Our risk factors were identified based on a large patient sample and subsequently tested and validated with high agreement with the training results. Potential factors used for developing a predictive model may influence the strength of the final model in several ways. An ideal risk factor should be unaffected by clinical interpretation, widely accepted, easily collected, and available on admission, during hospitalization, and at discharge. The 19 risk factors identified in this study met these criteria, and many of them have been identified in other studies.[29,30,31] Some of the selected risk factors are modifiable, providing multiple targets for patient and physician interventions (eg, blood pressure control, lifestyle changes, and appropriate care after discharge) to prevent major cardiovascular events after discharge. One risk factor, the number of in-hospital complications, is related to hospitals and could reflect hospital quality of care. Our data showed that each additional in-hospital complication was associated with a 24% increase in the risk of cardiovascular events after discharge. If a hospital can reduce its complication rate, it could improve its patients’ outcomes after discharge. Although the 19 risk factors were selected based on a Chinese AMI population, factors such as insurance, patient occupation, and hospital length of stay, which may vary across countries, were included in the initial stepwise process but were not identified as the final risk factors. Thus, the 19 risk factors are likely relevant outside of China and could provide clinicians with targets for treatment that may improve prognosis. Validation in additional studies is necessary, but this potential for generalization to other countries underscores the utility of the data presented in this study.
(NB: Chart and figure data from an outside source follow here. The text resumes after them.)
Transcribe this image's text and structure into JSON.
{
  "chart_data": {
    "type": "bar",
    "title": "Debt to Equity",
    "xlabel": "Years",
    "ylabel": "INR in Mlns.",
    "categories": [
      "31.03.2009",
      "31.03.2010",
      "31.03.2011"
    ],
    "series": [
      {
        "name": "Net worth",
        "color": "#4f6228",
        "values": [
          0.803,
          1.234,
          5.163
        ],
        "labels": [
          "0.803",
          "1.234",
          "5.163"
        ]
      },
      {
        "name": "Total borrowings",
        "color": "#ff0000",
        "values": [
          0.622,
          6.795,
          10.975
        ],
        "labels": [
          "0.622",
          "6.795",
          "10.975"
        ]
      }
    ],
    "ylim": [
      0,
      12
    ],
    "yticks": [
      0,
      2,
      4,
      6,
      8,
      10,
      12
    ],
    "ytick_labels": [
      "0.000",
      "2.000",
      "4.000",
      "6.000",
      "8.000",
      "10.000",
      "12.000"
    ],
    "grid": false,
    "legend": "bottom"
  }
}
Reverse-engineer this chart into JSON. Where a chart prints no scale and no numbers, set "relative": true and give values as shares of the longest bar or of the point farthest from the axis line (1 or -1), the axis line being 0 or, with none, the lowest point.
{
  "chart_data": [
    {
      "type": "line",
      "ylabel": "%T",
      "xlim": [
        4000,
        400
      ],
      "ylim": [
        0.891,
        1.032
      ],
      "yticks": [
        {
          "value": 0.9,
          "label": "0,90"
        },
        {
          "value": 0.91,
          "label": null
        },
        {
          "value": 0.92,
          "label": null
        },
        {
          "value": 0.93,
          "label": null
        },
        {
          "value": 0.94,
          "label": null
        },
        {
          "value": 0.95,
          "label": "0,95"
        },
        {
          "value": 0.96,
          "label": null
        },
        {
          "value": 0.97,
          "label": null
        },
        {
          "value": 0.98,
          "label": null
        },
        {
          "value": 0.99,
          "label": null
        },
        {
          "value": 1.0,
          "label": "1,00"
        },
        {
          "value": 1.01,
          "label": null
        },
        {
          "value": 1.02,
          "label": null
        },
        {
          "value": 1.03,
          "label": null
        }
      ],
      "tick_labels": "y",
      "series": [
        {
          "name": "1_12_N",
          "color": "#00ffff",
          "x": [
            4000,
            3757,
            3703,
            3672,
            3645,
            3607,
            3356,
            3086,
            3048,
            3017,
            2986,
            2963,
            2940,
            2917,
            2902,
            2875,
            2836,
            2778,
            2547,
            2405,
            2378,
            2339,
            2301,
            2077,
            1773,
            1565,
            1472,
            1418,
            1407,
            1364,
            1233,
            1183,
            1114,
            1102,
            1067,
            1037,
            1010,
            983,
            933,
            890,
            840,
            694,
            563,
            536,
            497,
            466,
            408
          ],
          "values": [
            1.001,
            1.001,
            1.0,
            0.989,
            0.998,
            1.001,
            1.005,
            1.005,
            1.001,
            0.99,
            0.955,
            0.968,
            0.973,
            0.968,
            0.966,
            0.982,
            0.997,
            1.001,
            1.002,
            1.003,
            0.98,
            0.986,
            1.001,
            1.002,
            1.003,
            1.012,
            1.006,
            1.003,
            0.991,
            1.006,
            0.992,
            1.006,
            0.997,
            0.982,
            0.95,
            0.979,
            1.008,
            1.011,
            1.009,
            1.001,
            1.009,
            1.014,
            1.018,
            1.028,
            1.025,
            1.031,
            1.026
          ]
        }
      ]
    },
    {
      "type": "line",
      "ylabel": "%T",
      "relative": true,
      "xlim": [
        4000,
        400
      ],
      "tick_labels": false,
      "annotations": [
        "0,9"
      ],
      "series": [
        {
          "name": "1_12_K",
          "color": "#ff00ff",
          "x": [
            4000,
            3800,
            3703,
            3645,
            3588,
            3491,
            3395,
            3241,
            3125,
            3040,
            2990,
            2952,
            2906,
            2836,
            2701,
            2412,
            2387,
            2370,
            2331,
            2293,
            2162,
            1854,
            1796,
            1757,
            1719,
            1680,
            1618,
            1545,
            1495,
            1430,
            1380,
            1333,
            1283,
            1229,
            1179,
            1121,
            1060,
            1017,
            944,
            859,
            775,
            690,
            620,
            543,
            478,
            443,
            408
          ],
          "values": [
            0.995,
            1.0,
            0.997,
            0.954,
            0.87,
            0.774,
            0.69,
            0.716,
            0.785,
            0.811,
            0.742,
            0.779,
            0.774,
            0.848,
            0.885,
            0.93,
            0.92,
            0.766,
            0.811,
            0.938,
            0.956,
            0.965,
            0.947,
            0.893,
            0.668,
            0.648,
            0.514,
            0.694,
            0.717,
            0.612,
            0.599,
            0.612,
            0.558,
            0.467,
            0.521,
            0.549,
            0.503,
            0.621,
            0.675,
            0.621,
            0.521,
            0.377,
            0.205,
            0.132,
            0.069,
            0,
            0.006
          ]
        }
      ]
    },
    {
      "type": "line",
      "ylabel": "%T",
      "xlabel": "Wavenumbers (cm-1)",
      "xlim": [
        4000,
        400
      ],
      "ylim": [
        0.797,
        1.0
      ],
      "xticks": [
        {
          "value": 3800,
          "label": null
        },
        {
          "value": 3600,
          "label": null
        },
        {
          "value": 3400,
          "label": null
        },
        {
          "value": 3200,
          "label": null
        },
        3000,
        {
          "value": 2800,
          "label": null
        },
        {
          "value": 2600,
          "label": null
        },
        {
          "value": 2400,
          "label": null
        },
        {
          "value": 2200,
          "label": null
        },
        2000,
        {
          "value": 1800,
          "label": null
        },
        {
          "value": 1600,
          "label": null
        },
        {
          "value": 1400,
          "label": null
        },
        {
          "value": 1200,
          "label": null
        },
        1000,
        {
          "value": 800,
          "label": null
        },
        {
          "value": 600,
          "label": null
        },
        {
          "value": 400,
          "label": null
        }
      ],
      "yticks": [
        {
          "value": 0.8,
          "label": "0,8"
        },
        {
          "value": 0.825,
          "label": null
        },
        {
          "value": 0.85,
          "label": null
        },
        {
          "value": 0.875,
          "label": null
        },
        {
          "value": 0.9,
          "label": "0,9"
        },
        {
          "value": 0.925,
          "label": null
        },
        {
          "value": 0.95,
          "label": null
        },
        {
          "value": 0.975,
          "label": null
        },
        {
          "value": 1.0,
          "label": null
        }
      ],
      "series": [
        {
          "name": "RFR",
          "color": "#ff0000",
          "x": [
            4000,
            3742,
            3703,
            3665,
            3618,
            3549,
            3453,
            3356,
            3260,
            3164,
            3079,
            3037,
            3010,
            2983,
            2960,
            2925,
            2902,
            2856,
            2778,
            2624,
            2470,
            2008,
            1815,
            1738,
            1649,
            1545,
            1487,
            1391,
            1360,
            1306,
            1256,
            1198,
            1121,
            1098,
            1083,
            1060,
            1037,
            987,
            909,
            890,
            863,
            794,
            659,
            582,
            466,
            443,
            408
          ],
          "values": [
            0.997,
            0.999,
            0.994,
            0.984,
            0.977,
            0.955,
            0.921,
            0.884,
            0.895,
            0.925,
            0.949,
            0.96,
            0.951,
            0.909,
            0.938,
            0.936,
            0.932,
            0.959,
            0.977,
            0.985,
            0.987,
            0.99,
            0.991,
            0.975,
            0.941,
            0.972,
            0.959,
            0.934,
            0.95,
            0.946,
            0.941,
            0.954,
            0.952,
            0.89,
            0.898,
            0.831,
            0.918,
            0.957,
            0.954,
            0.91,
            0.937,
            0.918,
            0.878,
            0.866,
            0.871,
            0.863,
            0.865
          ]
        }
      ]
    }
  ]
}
Age, EF, WBC, prior ventricular tachycardia or ventricular fibrillation, prior angina, and heart rate were the top 5 factors with a risk ratio greater than 2.00, potentially suggesting that these could be the most clinically important factors.

Limitations

Our study has several limitations. Our training, test, and validation samples were all drawn from 1 cohort. Although this approach has been used in many prediction studies based on a single cohort,[21,32,33] the risk factors and model identified in our study should continue to be evaluated and updated as additional data become available. The risk score was calculated based on rounding each risk factor’s coefficient. Although this may result in a loss of information, it provides a simple and easy method for risk prediction in daily clinical practice. To further encourage the use of the score in clinical practice, the score could be implemented as an application for portable devices by adapting a nomogram.[34]

Conclusions

In conclusion, our 19-factor risk model had good predictive range and was able to identify high-risk patients at the time of discharge. It provides a basis for clinicians to better understand patients’ risk of long-term major cardiovascular events after an AMI and can help clinicians make better-targeted, evidence-based decisions for AMI care following discharge.